Wohnhäuser und Basare

Zu den erhaltenen Wohnbauten gehört das Dar al-Tayfur, ein mehrgeschossiges Haus mit Innenhof, Balkon, Marmorsäulen und dekorierten Fenstern. Weitere Häuser wie das sogenannte Bayt al-'Aris zeigen die städtische Wohnarchitektur der Zitadelle. Einige erhaltene Balkone blicken auf frühere Basarbauten.[15]

Blaue Kuppel

Die sogenannte Blaue Kuppel oder Gok Kunbet ist ein Mausoleum aus dem Jahr 1361 aus der Zeit der Dschalairiden. Der achteckige Bau besteht aus Lehmziegeln und war mit farbigen Fliesen geschmückt. Zeitweise wurde das Bauwerk auch als „Grüne Kuppel“ bezeichnet; Untersuchungen der erhaltenen Fliesenreste zeigten jedoch, dass die ursprüngliche Farbe blau war. Das Grabmal des Mausoleums ist einer Frau gewidmet, die 1361 in der Frühzeit des Sultanats verstarb.

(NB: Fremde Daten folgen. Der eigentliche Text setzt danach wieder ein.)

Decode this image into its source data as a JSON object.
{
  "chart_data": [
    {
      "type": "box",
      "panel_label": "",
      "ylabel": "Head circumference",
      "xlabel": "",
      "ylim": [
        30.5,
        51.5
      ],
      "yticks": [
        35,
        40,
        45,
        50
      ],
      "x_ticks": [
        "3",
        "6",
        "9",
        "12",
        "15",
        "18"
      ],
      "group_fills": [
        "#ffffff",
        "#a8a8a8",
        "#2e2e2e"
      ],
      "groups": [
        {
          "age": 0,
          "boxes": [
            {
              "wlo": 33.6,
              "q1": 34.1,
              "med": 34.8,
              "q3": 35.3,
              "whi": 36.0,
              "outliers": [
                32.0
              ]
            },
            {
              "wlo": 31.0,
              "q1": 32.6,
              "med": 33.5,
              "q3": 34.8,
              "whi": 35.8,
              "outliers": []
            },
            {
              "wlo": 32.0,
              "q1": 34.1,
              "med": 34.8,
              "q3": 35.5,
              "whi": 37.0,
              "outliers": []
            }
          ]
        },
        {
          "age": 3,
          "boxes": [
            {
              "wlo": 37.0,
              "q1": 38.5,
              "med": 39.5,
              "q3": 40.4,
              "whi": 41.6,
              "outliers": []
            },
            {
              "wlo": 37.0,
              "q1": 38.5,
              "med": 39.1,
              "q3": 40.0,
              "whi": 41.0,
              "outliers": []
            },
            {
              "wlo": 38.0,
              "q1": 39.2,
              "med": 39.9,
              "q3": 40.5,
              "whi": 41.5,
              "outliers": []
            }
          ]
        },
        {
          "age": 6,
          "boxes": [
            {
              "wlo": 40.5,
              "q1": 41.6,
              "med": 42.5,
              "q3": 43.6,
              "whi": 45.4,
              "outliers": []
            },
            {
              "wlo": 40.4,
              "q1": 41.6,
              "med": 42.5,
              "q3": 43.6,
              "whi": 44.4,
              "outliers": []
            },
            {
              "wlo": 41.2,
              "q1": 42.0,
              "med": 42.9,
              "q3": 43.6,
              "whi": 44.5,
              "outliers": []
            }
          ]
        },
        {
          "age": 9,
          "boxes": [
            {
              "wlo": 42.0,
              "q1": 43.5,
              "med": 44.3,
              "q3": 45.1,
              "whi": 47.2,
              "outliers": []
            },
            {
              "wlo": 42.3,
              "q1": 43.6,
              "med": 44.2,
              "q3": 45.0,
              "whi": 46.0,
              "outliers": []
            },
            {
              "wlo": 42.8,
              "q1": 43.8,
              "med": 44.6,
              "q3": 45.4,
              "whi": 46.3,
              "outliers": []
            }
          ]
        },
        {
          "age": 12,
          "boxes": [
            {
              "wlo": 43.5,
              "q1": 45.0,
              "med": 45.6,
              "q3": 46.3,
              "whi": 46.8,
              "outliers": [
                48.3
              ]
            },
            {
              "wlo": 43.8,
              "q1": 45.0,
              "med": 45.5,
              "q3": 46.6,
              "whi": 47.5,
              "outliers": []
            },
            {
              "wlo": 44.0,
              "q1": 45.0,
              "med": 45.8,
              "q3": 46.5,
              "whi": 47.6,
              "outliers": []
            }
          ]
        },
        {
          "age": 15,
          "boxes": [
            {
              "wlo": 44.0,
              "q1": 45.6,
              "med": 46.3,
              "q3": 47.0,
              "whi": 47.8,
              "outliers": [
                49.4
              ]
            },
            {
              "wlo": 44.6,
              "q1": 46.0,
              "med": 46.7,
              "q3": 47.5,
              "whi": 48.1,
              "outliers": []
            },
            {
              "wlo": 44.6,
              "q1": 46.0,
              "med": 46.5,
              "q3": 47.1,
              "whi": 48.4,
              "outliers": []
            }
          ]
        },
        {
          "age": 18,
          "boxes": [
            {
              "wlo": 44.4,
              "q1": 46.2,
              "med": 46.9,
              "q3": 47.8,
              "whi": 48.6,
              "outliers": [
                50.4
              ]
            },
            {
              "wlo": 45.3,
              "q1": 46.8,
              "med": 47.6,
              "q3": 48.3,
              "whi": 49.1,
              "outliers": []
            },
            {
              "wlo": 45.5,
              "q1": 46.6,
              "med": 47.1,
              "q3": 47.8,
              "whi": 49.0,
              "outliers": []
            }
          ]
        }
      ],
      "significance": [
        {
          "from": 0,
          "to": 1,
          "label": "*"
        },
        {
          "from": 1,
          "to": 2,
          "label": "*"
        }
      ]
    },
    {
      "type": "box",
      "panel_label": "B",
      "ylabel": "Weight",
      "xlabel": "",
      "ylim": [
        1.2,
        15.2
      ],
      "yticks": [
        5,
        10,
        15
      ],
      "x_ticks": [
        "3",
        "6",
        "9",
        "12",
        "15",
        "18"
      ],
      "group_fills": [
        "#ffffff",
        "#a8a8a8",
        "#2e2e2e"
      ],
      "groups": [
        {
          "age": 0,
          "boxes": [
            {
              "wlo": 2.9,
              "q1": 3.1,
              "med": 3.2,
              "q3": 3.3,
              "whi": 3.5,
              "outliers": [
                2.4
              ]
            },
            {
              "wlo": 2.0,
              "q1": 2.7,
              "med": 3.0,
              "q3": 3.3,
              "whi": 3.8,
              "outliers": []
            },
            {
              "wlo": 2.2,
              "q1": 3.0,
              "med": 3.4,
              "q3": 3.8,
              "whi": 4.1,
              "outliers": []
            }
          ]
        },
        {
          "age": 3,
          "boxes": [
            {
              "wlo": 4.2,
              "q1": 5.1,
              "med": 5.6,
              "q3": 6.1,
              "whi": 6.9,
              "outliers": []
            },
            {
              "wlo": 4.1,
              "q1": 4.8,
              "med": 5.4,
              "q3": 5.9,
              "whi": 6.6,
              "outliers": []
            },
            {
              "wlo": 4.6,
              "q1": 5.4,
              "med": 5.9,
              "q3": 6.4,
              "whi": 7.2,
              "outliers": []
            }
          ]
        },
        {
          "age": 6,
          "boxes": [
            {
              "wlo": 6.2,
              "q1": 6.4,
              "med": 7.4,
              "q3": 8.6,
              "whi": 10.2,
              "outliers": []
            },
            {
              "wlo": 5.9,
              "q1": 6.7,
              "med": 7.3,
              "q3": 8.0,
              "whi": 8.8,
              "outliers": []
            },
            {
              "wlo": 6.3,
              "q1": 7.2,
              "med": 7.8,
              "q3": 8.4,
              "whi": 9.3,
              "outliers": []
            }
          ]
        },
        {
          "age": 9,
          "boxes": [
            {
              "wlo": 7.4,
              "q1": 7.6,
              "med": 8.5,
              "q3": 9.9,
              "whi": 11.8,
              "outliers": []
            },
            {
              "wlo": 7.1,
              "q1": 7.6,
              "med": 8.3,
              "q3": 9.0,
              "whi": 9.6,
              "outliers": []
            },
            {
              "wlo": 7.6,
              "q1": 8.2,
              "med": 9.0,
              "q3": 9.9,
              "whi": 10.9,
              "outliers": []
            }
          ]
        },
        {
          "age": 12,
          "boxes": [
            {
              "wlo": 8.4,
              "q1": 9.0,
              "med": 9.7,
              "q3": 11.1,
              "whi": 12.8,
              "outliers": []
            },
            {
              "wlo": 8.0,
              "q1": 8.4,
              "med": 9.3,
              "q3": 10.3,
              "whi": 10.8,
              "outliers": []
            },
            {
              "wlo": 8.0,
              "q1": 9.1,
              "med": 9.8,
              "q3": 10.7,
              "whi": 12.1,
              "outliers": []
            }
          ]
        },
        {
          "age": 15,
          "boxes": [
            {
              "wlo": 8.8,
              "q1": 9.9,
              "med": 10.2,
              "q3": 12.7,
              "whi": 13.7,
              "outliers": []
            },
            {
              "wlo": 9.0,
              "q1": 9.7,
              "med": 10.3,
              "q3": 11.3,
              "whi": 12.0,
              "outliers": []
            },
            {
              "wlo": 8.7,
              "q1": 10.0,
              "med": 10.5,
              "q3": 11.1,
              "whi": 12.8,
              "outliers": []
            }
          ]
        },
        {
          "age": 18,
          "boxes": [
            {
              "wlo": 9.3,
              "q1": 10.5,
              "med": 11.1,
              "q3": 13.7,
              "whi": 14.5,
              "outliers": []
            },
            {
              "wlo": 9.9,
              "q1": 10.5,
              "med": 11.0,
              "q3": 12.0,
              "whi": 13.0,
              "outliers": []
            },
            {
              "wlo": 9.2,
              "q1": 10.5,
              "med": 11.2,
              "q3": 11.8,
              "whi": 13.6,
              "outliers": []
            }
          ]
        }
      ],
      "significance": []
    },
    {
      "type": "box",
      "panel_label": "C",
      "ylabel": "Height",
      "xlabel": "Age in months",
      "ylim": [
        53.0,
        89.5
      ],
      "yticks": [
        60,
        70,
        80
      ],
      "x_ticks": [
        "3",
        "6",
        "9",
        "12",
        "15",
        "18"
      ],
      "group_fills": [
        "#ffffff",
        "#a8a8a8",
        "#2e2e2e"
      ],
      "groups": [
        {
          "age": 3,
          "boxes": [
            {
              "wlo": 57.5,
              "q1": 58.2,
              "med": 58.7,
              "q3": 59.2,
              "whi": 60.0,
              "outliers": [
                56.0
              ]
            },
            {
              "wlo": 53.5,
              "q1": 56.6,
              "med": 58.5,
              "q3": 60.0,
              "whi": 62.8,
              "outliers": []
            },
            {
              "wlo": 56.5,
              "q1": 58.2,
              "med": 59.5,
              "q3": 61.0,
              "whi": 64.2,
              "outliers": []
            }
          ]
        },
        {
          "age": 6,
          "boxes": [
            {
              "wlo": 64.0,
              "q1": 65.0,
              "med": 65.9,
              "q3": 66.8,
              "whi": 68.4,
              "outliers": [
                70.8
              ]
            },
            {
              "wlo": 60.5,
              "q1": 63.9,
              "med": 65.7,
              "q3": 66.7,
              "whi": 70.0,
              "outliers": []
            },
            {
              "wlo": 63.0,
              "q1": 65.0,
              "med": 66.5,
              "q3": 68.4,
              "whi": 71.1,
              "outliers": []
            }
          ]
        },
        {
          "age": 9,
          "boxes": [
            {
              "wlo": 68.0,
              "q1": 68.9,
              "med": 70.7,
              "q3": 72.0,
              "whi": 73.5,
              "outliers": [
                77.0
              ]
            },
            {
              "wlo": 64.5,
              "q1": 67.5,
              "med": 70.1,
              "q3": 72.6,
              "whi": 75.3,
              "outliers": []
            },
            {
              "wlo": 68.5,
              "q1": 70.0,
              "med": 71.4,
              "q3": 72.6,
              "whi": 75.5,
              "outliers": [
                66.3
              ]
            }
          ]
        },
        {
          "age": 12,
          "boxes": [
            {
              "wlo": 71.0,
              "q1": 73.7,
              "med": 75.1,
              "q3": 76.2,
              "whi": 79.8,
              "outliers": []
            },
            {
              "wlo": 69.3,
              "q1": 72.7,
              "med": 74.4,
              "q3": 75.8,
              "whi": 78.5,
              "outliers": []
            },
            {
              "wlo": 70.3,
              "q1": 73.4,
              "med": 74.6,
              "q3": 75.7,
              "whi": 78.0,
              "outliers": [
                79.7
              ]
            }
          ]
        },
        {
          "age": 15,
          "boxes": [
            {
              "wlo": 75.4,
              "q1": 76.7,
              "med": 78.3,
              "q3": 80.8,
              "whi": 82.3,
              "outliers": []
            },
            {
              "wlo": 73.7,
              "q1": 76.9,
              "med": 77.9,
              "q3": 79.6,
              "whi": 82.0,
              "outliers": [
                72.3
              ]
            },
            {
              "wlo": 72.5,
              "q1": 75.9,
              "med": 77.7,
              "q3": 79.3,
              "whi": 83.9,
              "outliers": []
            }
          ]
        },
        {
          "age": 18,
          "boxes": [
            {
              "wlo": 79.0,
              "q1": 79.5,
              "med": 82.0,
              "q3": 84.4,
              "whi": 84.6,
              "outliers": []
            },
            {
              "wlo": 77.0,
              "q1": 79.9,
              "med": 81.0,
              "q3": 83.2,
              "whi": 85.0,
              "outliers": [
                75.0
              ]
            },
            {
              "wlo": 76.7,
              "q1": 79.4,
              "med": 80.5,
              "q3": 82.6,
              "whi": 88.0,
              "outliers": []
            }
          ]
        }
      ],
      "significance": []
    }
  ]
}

Der Blaue Dom befindet sich in der Nähe des Nordtors der Zitadelle.[14]

Grabstätte des Propheten Daniel

Innerhalb der Daniel-Moschee befinden sich Grabstätten, die nach lokaler Überlieferung dem Propheten Daniel sowie seinen Gefährten Azarja und Hananja zugeschrieben werden. Die Anlage besitzt zwei blaue Kuppeln und ein Minarett aus der Spätzeit des Mongolischen Reiches. Der Ort soll nacheinander als Synagoge, Kirche und Moschee genutzt worden sein.[8]

Ulu-Camii-Moschee

Die Ulu-Camii-Moschee, auch Große Moschee oder Moschee der Jungfrau Maria genannt, ist die wichtigste Moschee der Zitadelle und eine der letzten dort regelmäßig genutzten Gebetsstätten. Sie besitzt einen rechteckigen Grundriss und eine blaue Kuppel; vom früheren Minarett ist nur der Sockel erhalten.[6]

Umm-al-Ahzan-Kathedrale

Die Umm-al-Ahzan-Kathedrale (arabisch كاتدرائية أم الأحزان) ist eine chaldäisch-katholische Kathedrale des 19. Jahrhunderts. Sie wurde unter dem chaldäischen Patriarchen Joseph VI. Audo erbaut und 1862 der „Mutter der Schmerzen“ geweiht. Die Kirche diente der chaldäischen Gemeinde innerhalb der Zitadelle, liegt heute jedoch in Ruinen. Bisher wurden keine umfassenden Maßnahmen zu ihrer Erhaltung oder Wiederherstellung unternommen.[16]

Literatur

  • Arbella Bet-Shlimon: City of Black Gold: Oil, Ethnicity, and the Making of Modern Kirkuk. Stanford University Press, 2019, ISBN 978-1-5036-0914-3 (google.iq [abgerufen am 28. Mai 2026]).
  • F. Duygu Saban; Mustafa Mokhtar; Tuba Akar: Resilience in intentionally destroyed historic settlements: An examination on Kirkuk Citadel and the old town of Van. In: Journal of Design to Resilience in Architecture and Planning. Band 2, Nr. 3, 2021, S. 311–326 (researchgate.net [abgerufen am 28. Mai 2026]).
  • Geoff Hann: Iraq: The ancient sites and Iraqi Kurdistan. Globe Pequot Press, Guilford 2015, ISBN 978-1-84162-488-4.